Wireless IPv6

The next generation of Internet Protocol is here… or is it?

Internet Protocol version 6 (IPv6) was finalized in the nineties and established by the IEEE as the logical successor to version 4 (version 5 having provided a temporary test platform as a streaming solution). Yet while leading network-industry vendors have been shipping traditional cable-based switches and routers which include IPv6 compatibility, the wireless LAN industry has been slower to move towards it.

That’s beginning to change, though. In October 2004, Airespace , the manufacturer of WLAN solutions ranging from access points to multipurpose appliances that is soon to be owned by Cisco , announced it will be the first WLAN vendor to integrate IPv6.

“The primary short-term reason was largely driven by the international market, such as Japan,” said Jeff Aaron, senior manager for Product Marketing at Airespace.

The logic there lies in the historical appeal of IPv6 vs. IPv4. The primary initial advantage of the new protocol? It’s designed for an Internet of vastly greater size and sophistication than the present Internet, which is a product stemming from design goals thirty years old or more.

Consider for instance that the IPv4 address space has 32 bits. The mathematics of address allocation mean that an IPv4-based Internet is therefore limited to a relatively small 4.3 billion different addresses and, in theory, the same number of network nodes.

While the United States has the large bulk of available IPv4 address allocations, other nations of the world, moving quickly toward Internet ubiquity, naturally have far smaller allocations; this means they are in several cases verging on IP address exhaustion. Countries such as Japan, India and China, with high ratios of population-to-IPv4 address allocation, have been facing this serious problem for some time.

For this reason they have outpaced the US in turning to IPv6, which is built around an address space of 128 bits. That translates into some 3.4 W 10^38 (3.4 dodecillion ) addresses, or, phrased another way, enough for each citizen of the planet to have a personal allocation of billions of IP addresses. IPv6 is, in conjunction with NAT (Network Address Translation), perceived as the ultimate fix for the address allocation issue.

Japan in particular has embraced IPv6 with all due speed. In 2002, for instance, NTT DoCoMo became one of the first large-scale carriers to enable IPv6 nationwide. With some 40 milllion subscribers, DoCoMo is the world’s largest Web-enabled cell phone service provider and Japan, like Europe, has a surplus of Web-enabled cellphone usage. For the Japanese, therefore, the need was dire.
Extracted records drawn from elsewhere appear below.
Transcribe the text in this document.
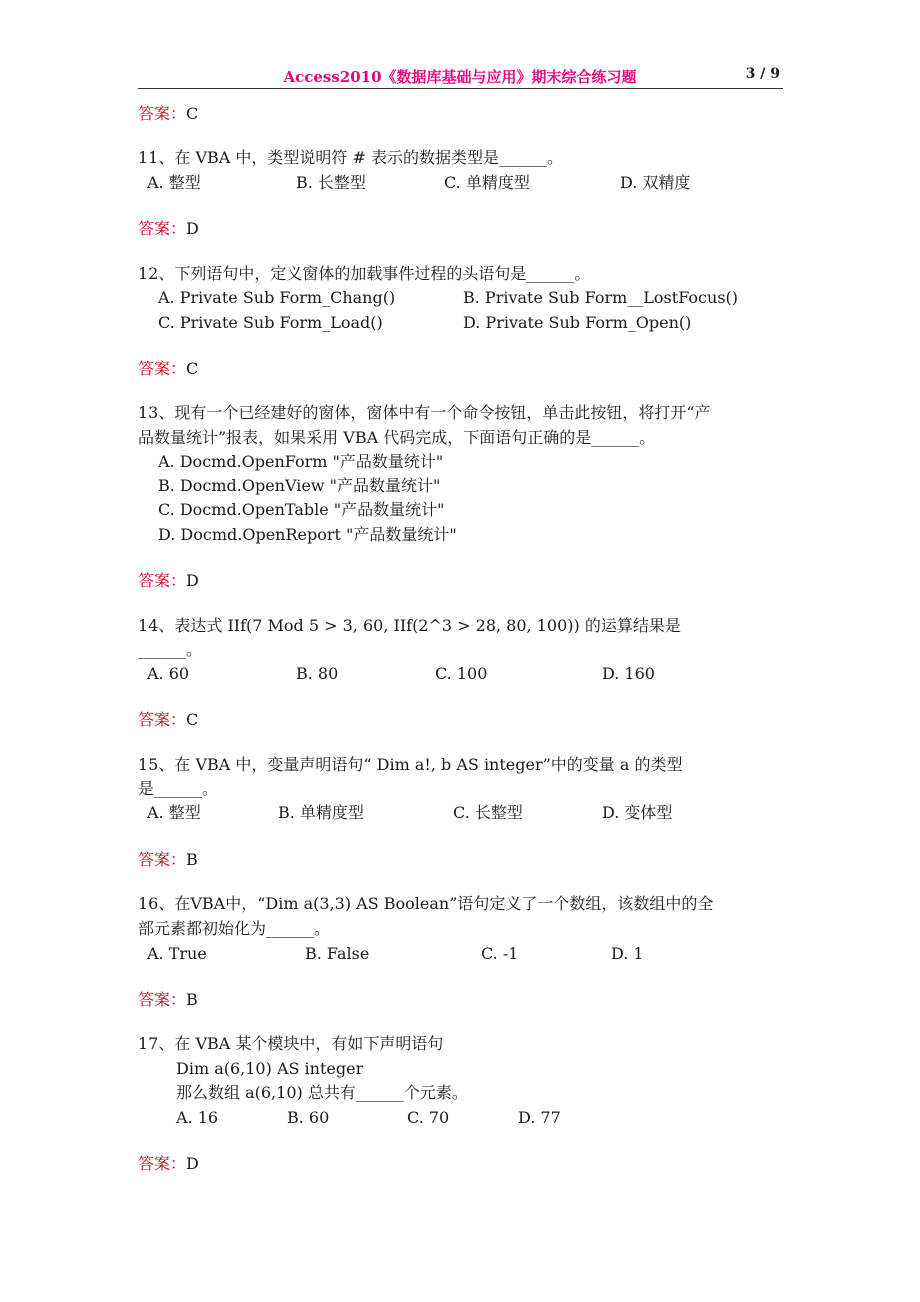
Access2010《数据库基础与应用》期末综合练习题	3 / 9
答案：C
11、在 VBA 中，类型说明符 # 表示的数据类型是______。
A. 整型	B. 长整型	C. 单精度型	D. 双精度
答案：D
12、下列语句中，定义窗体的加载事件过程的头语句是______。
A. Private Sub Form_Chang()	B. Private Sub Form__LostFocus()
C. Private Sub Form_Load()	D. Private Sub Form_Open()
答案：C
13、现有一个已经建好的窗体，窗体中有一个命令按钮，单击此按钮，将打开“产
品数量统计”报表，如果采用 VBA 代码完成，下面语句正确的是______。
A. Docmd.OpenForm "产品数量统计"
B. Docmd.OpenView "产品数量统计"
C. Docmd.OpenTable "产品数量统计"
D. Docmd.OpenReport "产品数量统计"
答案：D
14、表达式 IIf(7 Mod 5 > 3, 60, IIf(2^3 > 28, 80, 100)) 的运算结果是
______。
A. 60	B. 80	C. 100	D. 160
答案：C
15、在 VBA 中，变量声明语句“ Dim a!, b AS integer”中的变量 a 的类型
是______。
A. 整型	B. 单精度型	C. 长整型	D. 变体型
答案：B
16、在VBA中，“Dim a(3,3) AS Boolean”语句定义了一个数组，该数组中的全
部元素都初始化为______。
A. True	B. False	C. -1	D. 1
答案：B
17、在 VBA 某个模块中，有如下声明语句
Dim a(6,10) AS integer
那么数组 a(6,10) 总共有______个元素。
A. 16	B. 60	C. 70	D. 77
答案：D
In the United States, while leading operating systems such as Windows XP and Mac OS X have long had IPv6 integration, ISP deployment of IPv6-integrated hardware remains a minority share. That may change in the immediate future, however.

In 2003, the Department of Defense committed to a permanent shift of all of its network technology to IPv6 by 2008. Network vendors with government contracts, you can be sure, see the writing on the wall and are updating their products to suit. And on July 20, ICANN (the Internet Corporation for Assigned Names and Numbers) announced that the root DNS servers for the Internet had been modified to support both IPv6 and IPv4.

What’s the domestic picture like for WLAN vendors such as Airespace? “Well, we are seeing increasing interest in IPv6 in the US as well,” said Aaron. “The need domestically clearly isn’t as great as in markets like Asia but there are definitely [WLAN] vendors that have seen it as important enough to put it into play, among which Airespace is the first,” he went on. “I’d definitely see it becoming part of the general WLAN roadmap in a year.”

Of course, IPv6 brings with it other advantages as well. For instance: IPSec, a standard for securing Internet Protocol (IP) communications by encrypting and authenticating all IP packets. IPsec is a suite of interrelated protocols designed to create both secure packet flow and the security key exchange process by which that flow can be initiated. Aaron sees this as an essential selling point for the IPv6 bandwagon: “The ability to use IPsec is critical.”

Additionally, there are improvements in quality of service, which will become significant as ever-increasing demands on wireless LANs lead users to expect not merely higher performance but higher consistency of performance. In the case of voice over IP deployed over WLANs, for instance, user expectations are really rather high in a real-time conversation. While in the course of a normal data transmission such as Web surfing bad or dropped packets can be re-requested and resent, in the case of a phone call this process could lead quickly to a fundamentally unsatisfactory user experience. Thus as voice and data continue to converge digitally, IPv6 should become more and more compelling in proportion.

All this said, the immediate demand for IPv6 in the WLAN space remains relatively low. Still, companies like Airespace are determined to distinguish themselves in a competitive marketplace by meeting demand before it occurs.

“We want to future-proof our solutions as the market emerges in the US,” said Aaron. “We’re thinking five years into the future so our customers get the best possible return on their investment.”